My 2013-2015 dreams class and interpretation group in Boulder were based on Jungian dream analysis and opened up a whole new dimension of reality and self-awareness for me. Those crazy dreams actually provide clues to what is happening in daily life and what is active in the subconscious mind, if one can just figure out the symbolism.
Carl Jung studied the unconscious and how it interacts with the conscious, especially by communicating through images, symbols, and metaphors. Jung worked assiduously to take a SCIENTIFIC approach to his studies exploring the unconscious, to achieve credibility for his groundbreaking expansion of psychology. I am writing two more posts, while I work on this one; the next will describe some key Jungian concepts that help me figure out the different aspects of my psyche and how they act up and interact. Later, I’ll post some of what I have discovered about my psyche so far.

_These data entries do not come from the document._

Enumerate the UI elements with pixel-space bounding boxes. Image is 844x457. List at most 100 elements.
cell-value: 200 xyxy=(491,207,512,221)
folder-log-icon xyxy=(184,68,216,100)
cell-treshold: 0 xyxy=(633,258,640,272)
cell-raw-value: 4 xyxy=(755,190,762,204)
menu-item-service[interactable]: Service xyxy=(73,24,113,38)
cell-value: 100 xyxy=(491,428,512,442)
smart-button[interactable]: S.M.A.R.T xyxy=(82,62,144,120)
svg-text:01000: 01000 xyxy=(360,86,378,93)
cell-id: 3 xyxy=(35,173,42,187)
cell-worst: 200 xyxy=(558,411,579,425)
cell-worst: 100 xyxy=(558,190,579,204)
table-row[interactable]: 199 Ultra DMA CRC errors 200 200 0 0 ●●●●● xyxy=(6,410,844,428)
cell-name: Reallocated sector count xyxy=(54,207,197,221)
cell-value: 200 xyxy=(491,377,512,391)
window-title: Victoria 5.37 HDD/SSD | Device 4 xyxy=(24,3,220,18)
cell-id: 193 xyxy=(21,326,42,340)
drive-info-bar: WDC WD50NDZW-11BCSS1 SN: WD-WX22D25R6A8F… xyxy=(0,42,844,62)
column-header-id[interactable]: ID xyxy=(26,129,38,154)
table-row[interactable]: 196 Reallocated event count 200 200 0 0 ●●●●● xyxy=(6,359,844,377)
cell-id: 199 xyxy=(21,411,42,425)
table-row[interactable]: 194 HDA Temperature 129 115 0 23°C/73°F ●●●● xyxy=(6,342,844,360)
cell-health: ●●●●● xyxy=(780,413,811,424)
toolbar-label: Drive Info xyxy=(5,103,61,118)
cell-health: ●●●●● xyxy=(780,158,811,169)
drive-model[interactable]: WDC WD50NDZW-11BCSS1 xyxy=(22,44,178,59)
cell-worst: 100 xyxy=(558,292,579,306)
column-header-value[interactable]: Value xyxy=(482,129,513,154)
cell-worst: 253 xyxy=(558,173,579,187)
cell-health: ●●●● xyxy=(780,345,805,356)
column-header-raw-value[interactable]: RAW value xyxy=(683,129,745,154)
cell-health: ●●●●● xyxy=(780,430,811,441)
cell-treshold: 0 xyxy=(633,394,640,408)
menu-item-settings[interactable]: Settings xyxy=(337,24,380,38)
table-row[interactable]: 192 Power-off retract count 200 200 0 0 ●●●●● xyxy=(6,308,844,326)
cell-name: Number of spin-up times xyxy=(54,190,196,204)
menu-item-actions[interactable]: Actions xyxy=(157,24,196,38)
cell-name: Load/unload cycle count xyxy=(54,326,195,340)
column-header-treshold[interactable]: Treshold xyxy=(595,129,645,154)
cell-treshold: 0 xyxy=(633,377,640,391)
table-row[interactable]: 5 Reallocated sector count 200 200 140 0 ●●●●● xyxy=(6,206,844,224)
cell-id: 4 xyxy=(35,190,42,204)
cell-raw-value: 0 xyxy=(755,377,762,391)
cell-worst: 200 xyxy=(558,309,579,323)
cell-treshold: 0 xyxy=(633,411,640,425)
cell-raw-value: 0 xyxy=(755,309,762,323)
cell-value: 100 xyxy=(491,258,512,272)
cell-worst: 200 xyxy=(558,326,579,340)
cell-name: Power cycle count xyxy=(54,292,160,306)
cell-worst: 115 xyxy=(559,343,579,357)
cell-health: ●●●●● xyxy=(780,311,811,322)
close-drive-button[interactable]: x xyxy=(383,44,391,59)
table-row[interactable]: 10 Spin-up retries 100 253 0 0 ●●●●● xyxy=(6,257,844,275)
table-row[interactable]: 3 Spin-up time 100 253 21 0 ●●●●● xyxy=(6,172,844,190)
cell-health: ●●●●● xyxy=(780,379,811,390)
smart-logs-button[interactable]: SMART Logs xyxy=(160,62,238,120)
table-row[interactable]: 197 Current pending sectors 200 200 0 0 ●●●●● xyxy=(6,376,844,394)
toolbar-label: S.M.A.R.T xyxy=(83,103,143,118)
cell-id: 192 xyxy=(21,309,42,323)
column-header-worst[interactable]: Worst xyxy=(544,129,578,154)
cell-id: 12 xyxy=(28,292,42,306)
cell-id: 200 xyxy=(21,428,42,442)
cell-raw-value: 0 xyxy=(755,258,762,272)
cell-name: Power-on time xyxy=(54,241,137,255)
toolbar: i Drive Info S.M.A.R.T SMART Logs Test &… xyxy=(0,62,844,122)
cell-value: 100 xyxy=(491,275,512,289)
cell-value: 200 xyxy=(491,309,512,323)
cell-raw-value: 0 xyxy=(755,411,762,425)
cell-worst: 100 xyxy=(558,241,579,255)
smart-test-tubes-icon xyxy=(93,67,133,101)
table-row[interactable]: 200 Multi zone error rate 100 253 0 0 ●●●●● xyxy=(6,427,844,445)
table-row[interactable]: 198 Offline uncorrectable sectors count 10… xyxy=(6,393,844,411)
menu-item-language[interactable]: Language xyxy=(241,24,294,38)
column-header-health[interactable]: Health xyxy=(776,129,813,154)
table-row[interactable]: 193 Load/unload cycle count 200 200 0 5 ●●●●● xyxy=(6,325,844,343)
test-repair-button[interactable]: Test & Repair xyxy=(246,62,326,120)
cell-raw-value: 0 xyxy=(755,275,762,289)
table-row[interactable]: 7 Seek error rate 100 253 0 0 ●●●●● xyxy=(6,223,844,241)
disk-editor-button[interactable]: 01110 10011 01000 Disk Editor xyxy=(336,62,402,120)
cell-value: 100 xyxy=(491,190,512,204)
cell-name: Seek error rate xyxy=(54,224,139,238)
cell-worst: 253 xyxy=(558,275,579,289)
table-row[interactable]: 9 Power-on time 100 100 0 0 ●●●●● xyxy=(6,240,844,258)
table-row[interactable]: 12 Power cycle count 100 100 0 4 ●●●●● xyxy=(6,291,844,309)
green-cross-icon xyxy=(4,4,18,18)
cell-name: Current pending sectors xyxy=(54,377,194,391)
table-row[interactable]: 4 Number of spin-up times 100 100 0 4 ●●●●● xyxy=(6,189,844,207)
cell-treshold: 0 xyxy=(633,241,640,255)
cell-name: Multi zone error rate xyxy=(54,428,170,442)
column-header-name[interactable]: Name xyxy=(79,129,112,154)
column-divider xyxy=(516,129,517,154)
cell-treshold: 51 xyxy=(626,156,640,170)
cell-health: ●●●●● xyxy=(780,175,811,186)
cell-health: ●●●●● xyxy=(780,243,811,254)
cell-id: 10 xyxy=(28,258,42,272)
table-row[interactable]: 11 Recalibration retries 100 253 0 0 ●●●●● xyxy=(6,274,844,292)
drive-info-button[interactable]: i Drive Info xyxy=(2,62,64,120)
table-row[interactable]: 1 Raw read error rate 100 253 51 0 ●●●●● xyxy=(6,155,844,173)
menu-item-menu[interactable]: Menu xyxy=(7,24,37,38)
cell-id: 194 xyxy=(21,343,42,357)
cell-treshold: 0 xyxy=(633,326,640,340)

While in Boulder, I started reading and taking notes on Jung’s own writings on dreams that had been compiled into the book Dreams, published in 1974. Talk about heavy going—awesome but formidable! I only got through the first half. (Someday I’ll finish it!) He was a prolific researcher and writer during his long, illustrious career. Fortunately, there are many brilliant psychologists who have devoted their professional lives to studying Jung’s writings and distilling them down into more comprehensible form. However, Jung was so far out on the leading edge of psychology that people are STILL figuring out new depths of meaning in his work and clarifying it for the rest of us.
Soon after I returned home to Alaska, I met up with two teachers I knew at an art exhibit. They told me about a group they helped form, the C. G. Jung Society of Northern Alaska, and I was thrilled to learn about this local chapter. Two years later, it’s hard to remember my nervousness about first meeting many strangers. Now this group is a top priority, full of friends equally fascinated by dreams and personal growth, an unexpected gift in Fairbanks.
I’ve been part of the Jung book-study group, in the first year reading Jung’s Map of the Soul, by Murray Stein, 1998 & 2015, and Pocket Jung, by Daryl Sharp, 2016, during the second year. Reading how Jungian scholars describe what Jung determined is a vast improvement over reading Jung’s own ponderous writings! Last summer, I read Jung the Mystic, by Gary Lachman, 2010, a biography that better suits my personal interest in Jung’s work, focusing on the overtly spiritual ramifications of his studies, which Jung himself and our group tend to downplay, emphasizing academic credibility.
Besides dream interpretation, I’ve been even more drawn to Jung’s studies of personal growth issues, his process of “individuation.” I’m trying to identify which parts of my personality are actually my inherent nature and which are social conditioning built up like layers of an onion during my life—all of which I should re-examine and then choose which to purge. Many self-help and
spiritual books try to make the ego sound like an enemy to kill. Jung’s approach justifies the ego’s usefulness in carrying out the wiser advice that bubbles up from the unconscious as we tap into it. He aims to tame the ego, not kill it. That sounds less traumatic to me.
Jung provides respected validation for all the spiritual and self-help authors’ claims that the best way to improve the world is by improving one’s own self—modeling how to become more conscious and compassionate.